Additionally, caution must be used when treating elderly patients (over the age of 70) due to the higher risk of stroke they face. This patient population fared better with CEA, and the risk of events in these patients treated with CAS was double that for CEA-treated patients, they reported. Women also did worse with CAS compared with CEA.

“As concerning as the findings in women and older patients are, the increase in use among asymptomatic patients may be even more troubling,” Berkowitz and Redberg wrote. “As with other interventional vascular procedures, the balance of benefits and burdens to the patient depends heavily on the risk of the outcome being prevented.”

Because asymptomatic patients have less of a risk for events, they have less to gain from a CAS procedure, the authors noted. The authors also noted that real-world CAS data showed that 30-day mortality rates after CAS in older patients to be almost 2 percent, twice the number seen in clinical trial results.

“[C]ardiologists are performing procedures on patients who are less likely to have a history of neurological conditions, such as acute stroke or TIAs [transient ischemic attacks], while more likely to have had a recent invasive cardiac procedure,” Berkowitz and Redburg wrote. “These data suggest that cardiologists are actively screening their patients with coronary disease for carotid stenosis and performing carotid stenting when such disease is identified, regardless of a history of neurologic disease or symptoms.”

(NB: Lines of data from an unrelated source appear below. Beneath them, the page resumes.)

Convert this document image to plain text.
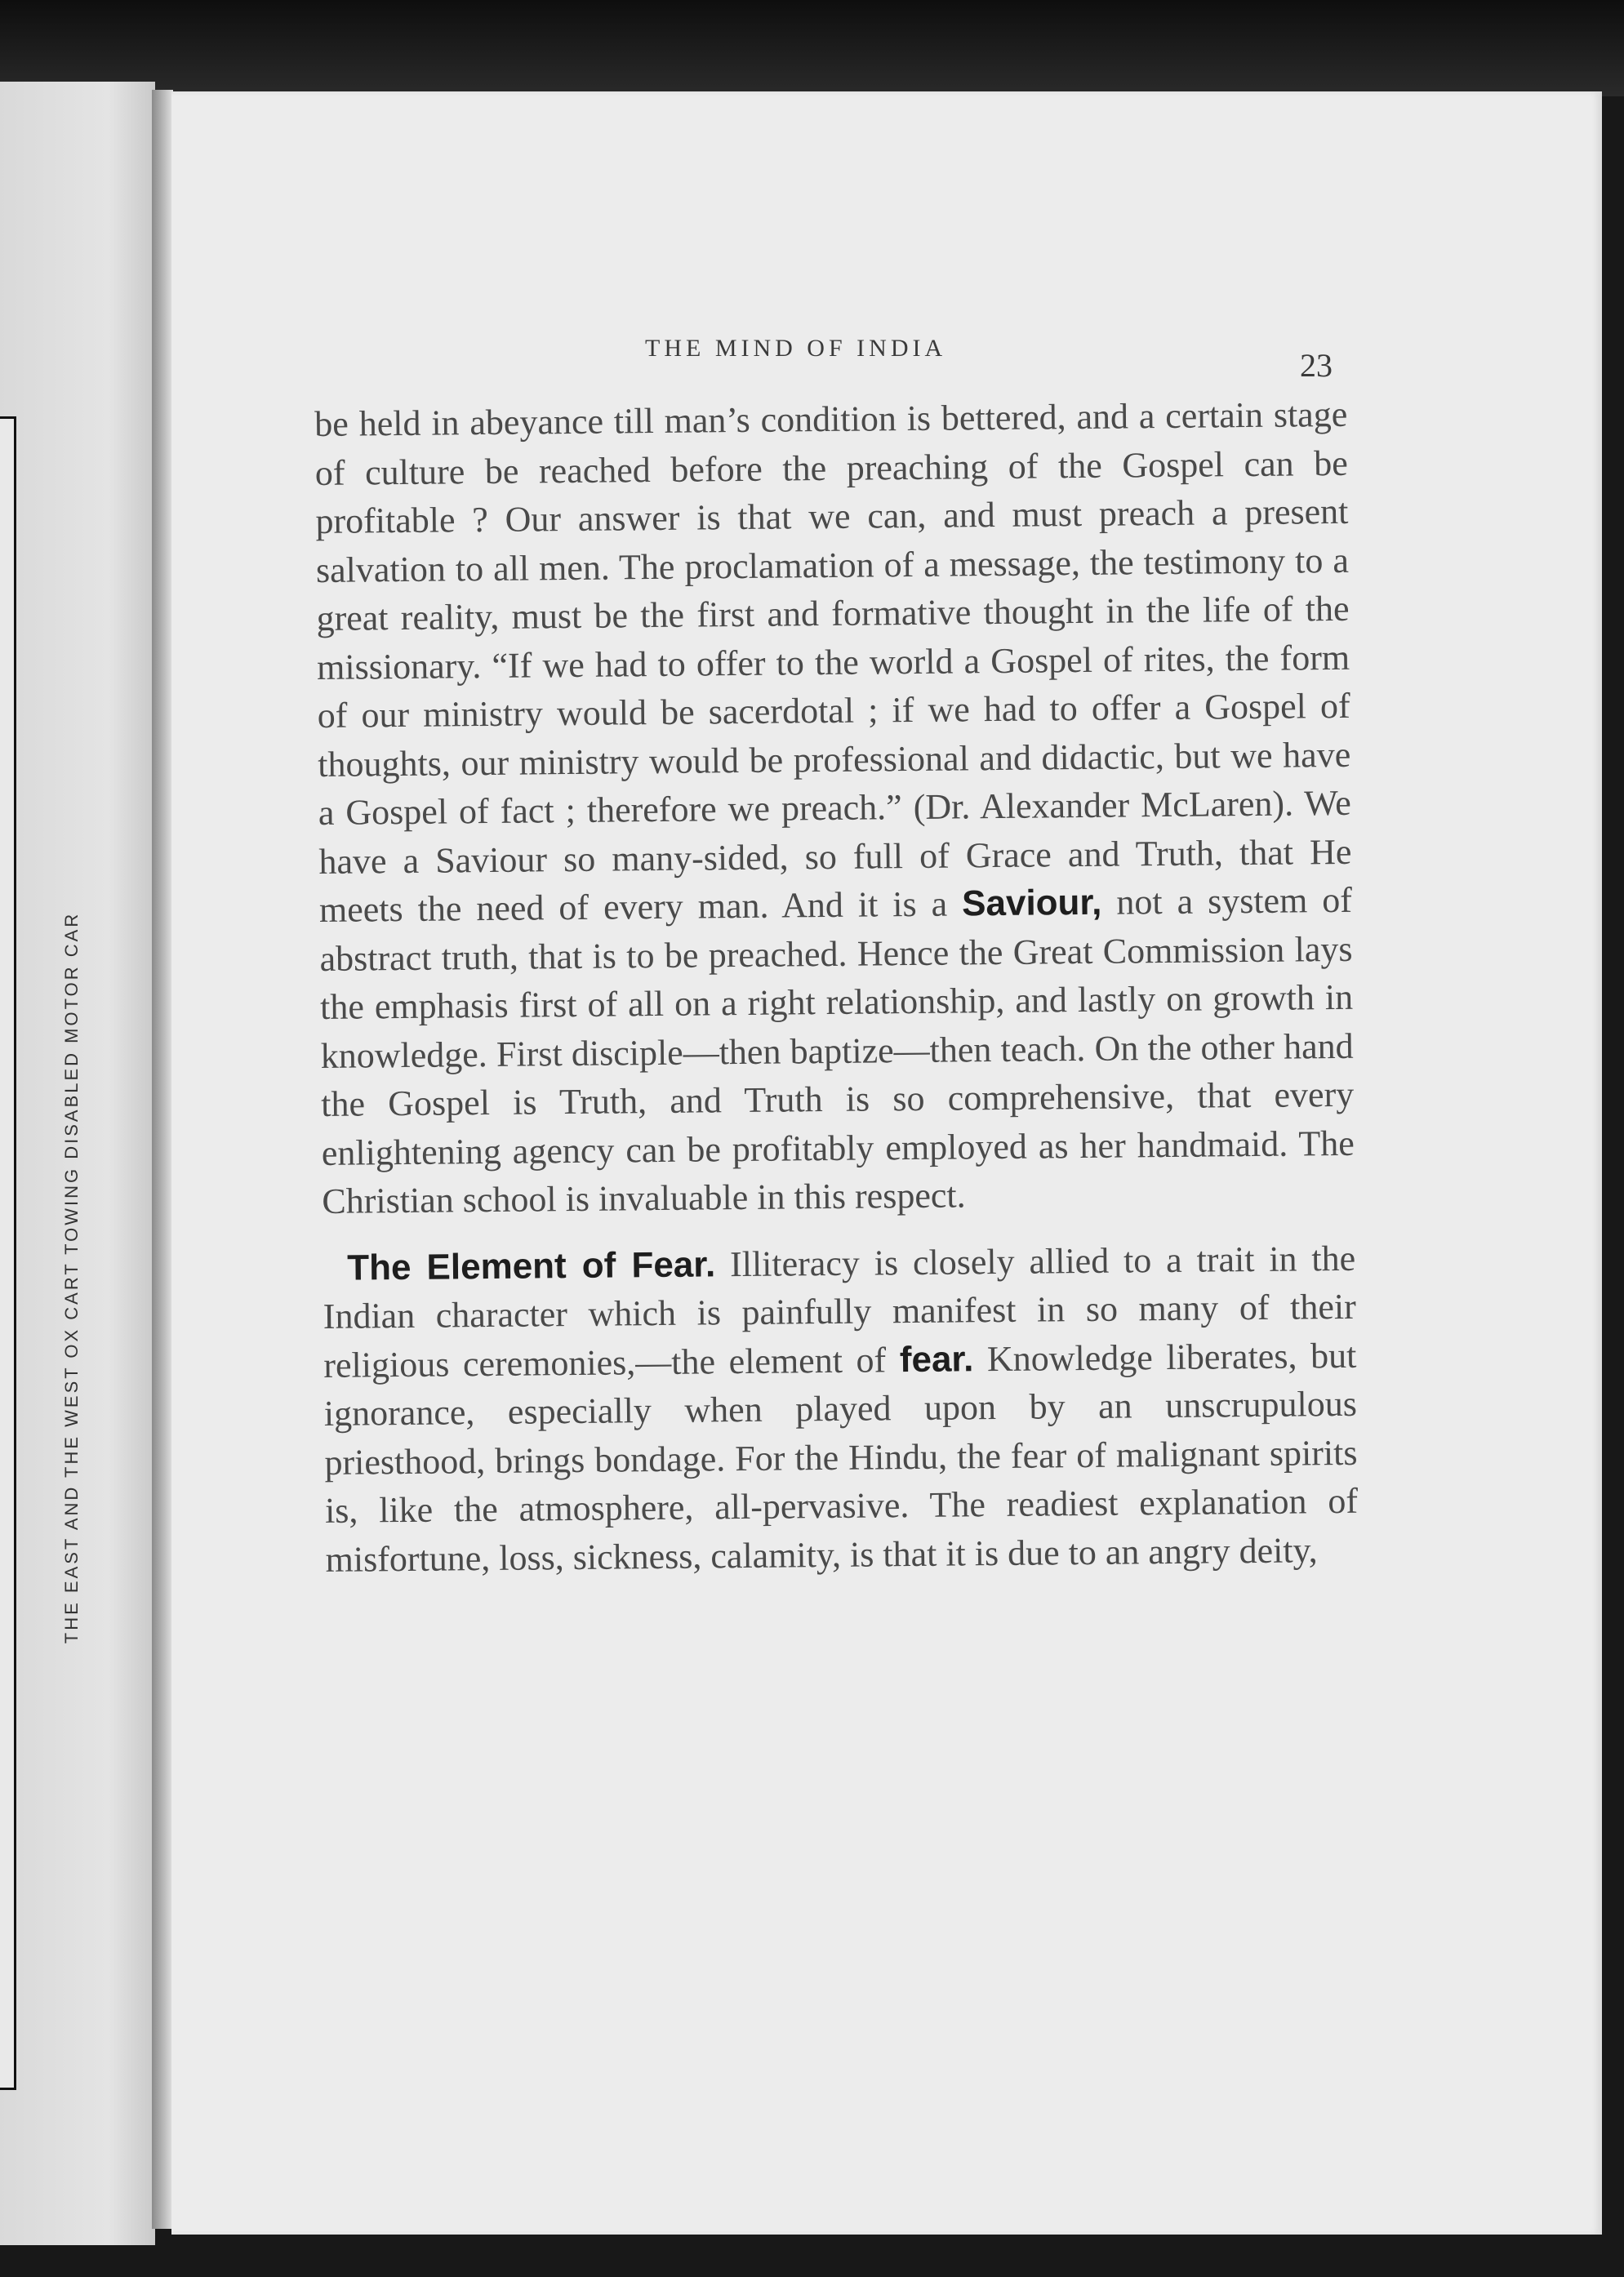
THE EAST AND THE WEST OX CART TOWING DISABLED MOTOR CAR
THE MIND OF INDIA	23

be held in abeyance till man’s condition is bettered, and a certain stage of culture be reached before the preaching of the Gospel can be profitable ? Our answer is that we can, and must preach a present salvation to all men. The proclamation of a message, the testimony to a great reality, must be the first and formative thought in the life of the missionary. “If we had to offer to the world a Gospel of rites, the form of our ministry would be sacerdotal ; if we had to offer a Gospel of thoughts, our ministry would be professional and didactic, but we have a Gospel of fact ; therefore we preach.” (Dr. Alexander McLaren). We have a Saviour so many-sided, so full of Grace and Truth, that He meets the need of every man. And it is a Saviour, not a system of abstract truth, that is to be preached. Hence the Great Commission lays the emphasis first of all on a right relationship, and lastly on growth in knowledge. First disciple—then baptize—then teach. On the other hand the Gospel is Truth, and Truth is so comprehensive, that every enlightening agency can be profitably employed as her handmaid. The Christian school is invaluable in this respect.

The Element of Fear. Illiteracy is closely allied to a trait in the Indian character which is painfully manifest in so many of their religious ceremonies,—the element of fear. Knowledge liberates, but ignorance, especially when played upon by an unscrupulous priesthood, brings bondage. For the Hindu, the fear of malignant spirits is, like the atmosphere, all-pervasive. The readiest explanation of misfortune, loss, sickness, calamity, is that it is due to an angry deity,
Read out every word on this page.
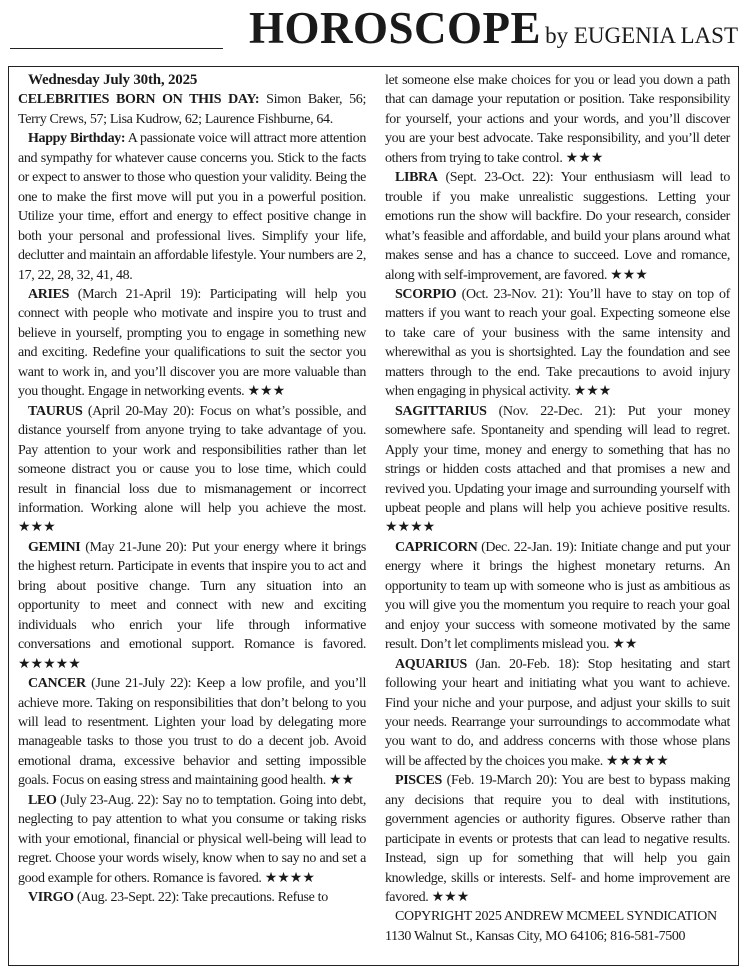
HOROSCOPE by EUGENIA LAST

Wednesday July 30th, 2025

CELEBRITIES BORN ON THIS DAY: Simon Baker, 56; Terry Crews, 57; Lisa Kudrow, 62; Laurence Fishburne, 64.

Happy Birthday: A passionate voice will attract more attention and sympathy for whatever cause concerns you. Stick to the facts or expect to answer to those who question your validity. Being the one to make the first move will put you in a powerful position. Utilize your time, effort and energy to effect positive change in both your personal and professional lives. Simplify your life, declutter and maintain an affordable lifestyle. Your numbers are 2, 17, 22, 28, 32, 41, 48.

ARIES (March 21-April 19): Participating will help you connect with people who motivate and inspire you to trust and believe in yourself, prompting you to engage in something new and exciting. Redefine your qualifications to suit the sector you want to work in, and you’ll discover you are more valuable than you thought. Engage in networking events. ★★★

TAURUS (April 20-May 20): Focus on what’s possible, and distance yourself from anyone trying to take advantage of you. Pay attention to your work and responsibilities rather than let someone distract you or cause you to lose time, which could result in financial loss due to mismanagement or incorrect information. Working alone will help you achieve the most. ★★★

GEMINI (May 21-June 20): Put your energy where it brings the highest return. Participate in events that inspire you to act and bring about positive change. Turn any situation into an opportunity to meet and connect with new and exciting individuals who enrich your life through informative conversations and emotional support. Romance is favored. ★★★★★

CANCER (June 21-July 22): Keep a low profile, and you’ll achieve more. Taking on responsibilities that don’t belong to you will lead to resentment. Lighten your load by delegating more manageable tasks to those you trust to do a decent job. Avoid emotional drama, excessive behavior and setting impossible goals. Focus on easing stress and maintaining good health. ★★

LEO (July 23-Aug. 22): Say no to temptation. Going into debt, neglecting to pay attention to what you consume or taking risks with your emotional, financial or physical well-being will lead to regret. Choose your words wisely, know when to say no and set a good example for others. Romance is favored. ★★★★

VIRGO (Aug. 23-Sept. 22): Take precautions. Refuse to

let someone else make choices for you or lead you down a path that can damage your reputation or position. Take responsibility for yourself, your actions and your words, and you’ll discover you are your best advocate. Take responsibility, and you’ll deter others from trying to take control. ★★★

LIBRA (Sept. 23-Oct. 22): Your enthusiasm will lead to trouble if you make unrealistic suggestions. Letting your emotions run the show will backfire. Do your research, consider what’s feasible and affordable, and build your plans around what makes sense and has a chance to succeed. Love and romance, along with self-improvement, are favored. ★★★

SCORPIO (Oct. 23-Nov. 21): You’ll have to stay on top of matters if you want to reach your goal. Expecting someone else to take care of your business with the same intensity and wherewithal as you is shortsighted. Lay the foundation and see matters through to the end. Take precautions to avoid injury when engaging in physical activity. ★★★

SAGITTARIUS (Nov. 22-Dec. 21): Put your money somewhere safe. Spontaneity and spending will lead to regret. Apply your time, money and energy to something that has no strings or hidden costs attached and that promises a new and revived you. Updating your image and surrounding yourself with upbeat people and plans will help you achieve positive results. ★★★★

CAPRICORN (Dec. 22-Jan. 19): Initiate change and put your energy where it brings the highest monetary returns. An opportunity to team up with someone who is just as ambitious as you will give you the momentum you require to reach your goal and enjoy your success with someone motivated by the same result. Don’t let compliments mislead you. ★★

AQUARIUS (Jan. 20-Feb. 18): Stop hesitating and start following your heart and initiating what you want to achieve. Find your niche and your purpose, and adjust your skills to suit your needs. Rearrange your surroundings to accommodate what you want to do, and address concerns with those whose plans will be affected by the choices you make. ★★★★★

PISCES (Feb. 19-March 20): You are best to bypass making any decisions that require you to deal with institutions, government agencies or authority figures. Observe rather than participate in events or protests that can lead to negative results. Instead, sign up for something that will help you gain knowledge, skills or interests. Self- and home improvement are favored. ★★★

COPYRIGHT 2025 ANDREW MCMEEL SYNDICATION 1130 Walnut St., Kansas City, MO 64106; 816-581-7500
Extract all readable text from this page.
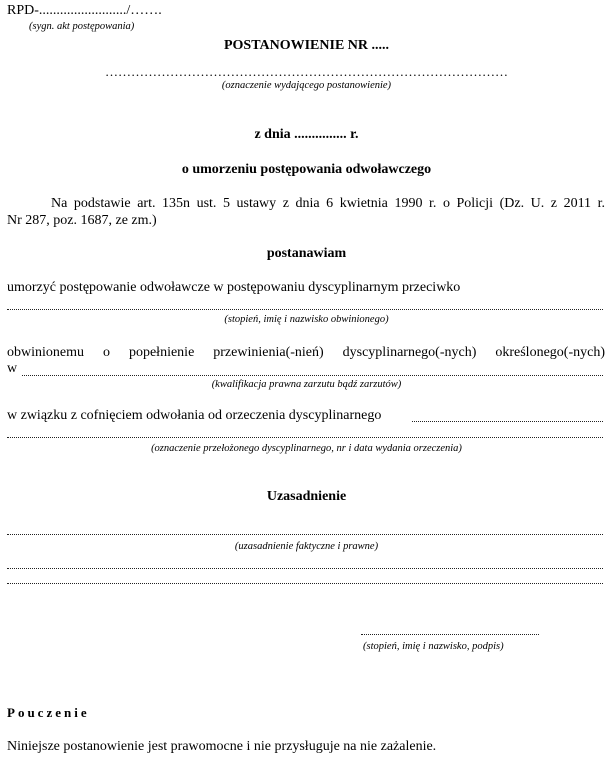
RPD-........................./…….
(sygn. akt postępowania)
POSTANOWIENIE NR .....
…………………………………………………………………………………
(oznaczenie wydającego postanowienie)
z dnia ............... r.
o umorzeniu postępowania odwoławczego
Na podstawie art. 135n ust. 5 ustawy z dnia 6 kwietnia 1990 r. o Policji (Dz. U. z 2011 r.
Nr 287, poz. 1687, ze zm.)
postanawiam
umorzyć postępowanie odwoławcze w postępowaniu dyscyplinarnym przeciwko
(stopień, imię i nazwisko obwinionego)
obwinionemu o popełnienie przewinienia(-nień) dyscyplinarnego(-nych) określonego(-nych)
w
(kwalifikacja prawna zarzutu bądź zarzutów)
w związku z cofnięciem odwołania od orzeczenia dyscyplinarnego
(oznaczenie przełożonego dyscyplinarnego, nr i data wydania orzeczenia)
Uzasadnienie
(uzasadnienie faktyczne i prawne)
(stopień, imię i nazwisko, podpis)
Pouczenie
Niniejsze postanowienie jest prawomocne i nie przysługuje na nie zażalenie.
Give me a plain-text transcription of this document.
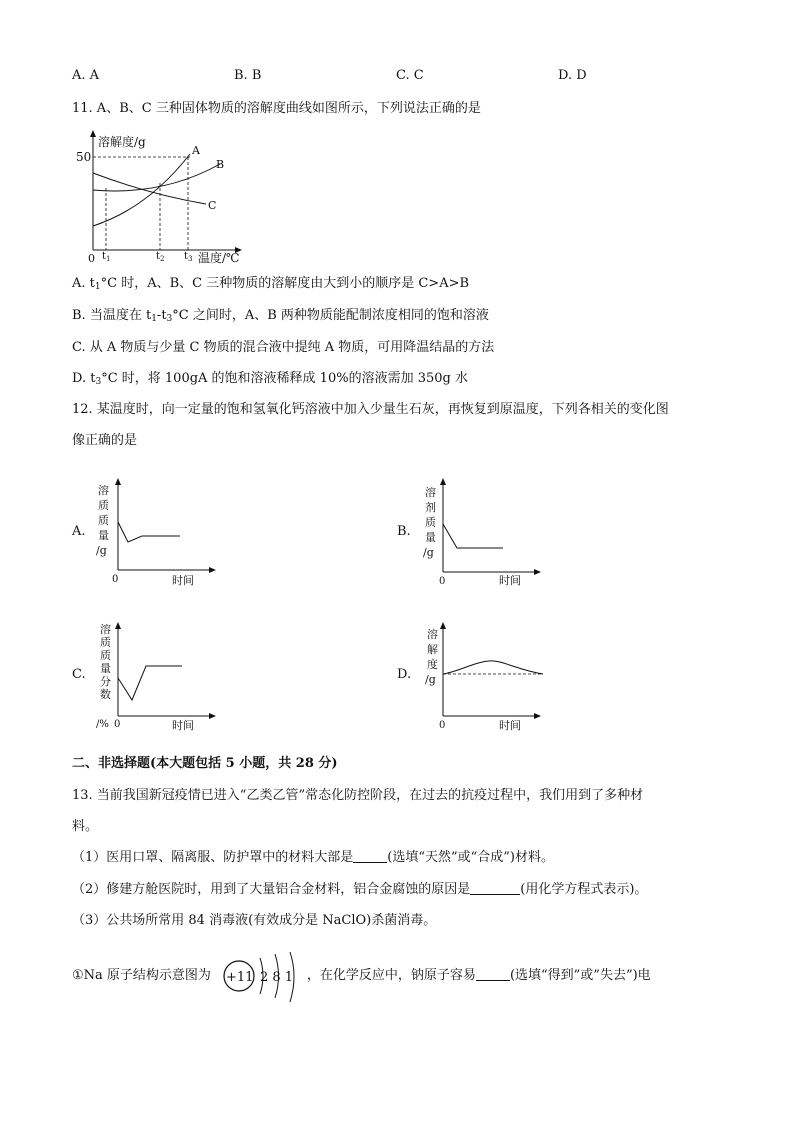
A. A	B. B	C. C	D. D
11. A、B、C 三种固体物质的溶解度曲线如图所示，下列说法正确的是
溶解度/g
50
0 $t_1$	$t_2$ $t_3$ 温度/℃
A
B
C
A. $t_1^\circ C$ 时，A、B、C 三种物质的溶解度由大到小的顺序是 C>A>B
B. 当温度在 $t_1-t_3^\circ C$ 之间时，A、B 两种物质能配制浓度相同的饱和溶液
C. 从 A 物质与少量 C 物质的混合液中提纯 A 物质，可用降温结晶的方法
D. $t_3^\circ C$ 时，将 100gA 的饱和溶液稀释成 10%的溶液需加 350g 水
12. 某温度时，向一定量的饱和氢氧化钙溶液中加入少量生石灰，再恢复到原温度，下列各相关的变化图
像正确的是
A.
溶
质
质
量
/g
0	时间
B.
溶
剂
质
量
/g
0	时间
C.
溶
质
质
量
分
数
/% 0	时间
D.
溶
解
度
/g
0	时间
二、非选择题(本大题包括 5 小题，共 28 分)
13. 当前我国新冠疫情已进入“乙类乙管”常态化防控阶段，在过去的抗疫过程中，我们用到了多种材
料。
（1）医用口罩、隔离服、防护罩中的材料大部是	(选填“天然”或“合成”)材料。
（2）修建方舱医院时，用到了大量铝合金材料，铝合金腐蚀的原因是	(用化学方程式表示)。
（3）公共场所常用 84 消毒液(有效成分是 NaClO)杀菌消毒。
①Na 原子结构示意图为	，在化学反应中，钠原子容易	(选填“得到”或”失去”)电
+11 2 8 1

No trial has yet to compare aggressive medical therapy with carotid stenting, making the benefits for asymptomatic patient populations from CAS unknown.

“[C]arotid stenting for asymptomatic persons with carotid stenosis, as well as for all persons older than 70 years and all women, gets a 'less Is more' designation because it has definite harms but unclear benefits,” the authors summed, unless a clinical trial proves otherwise.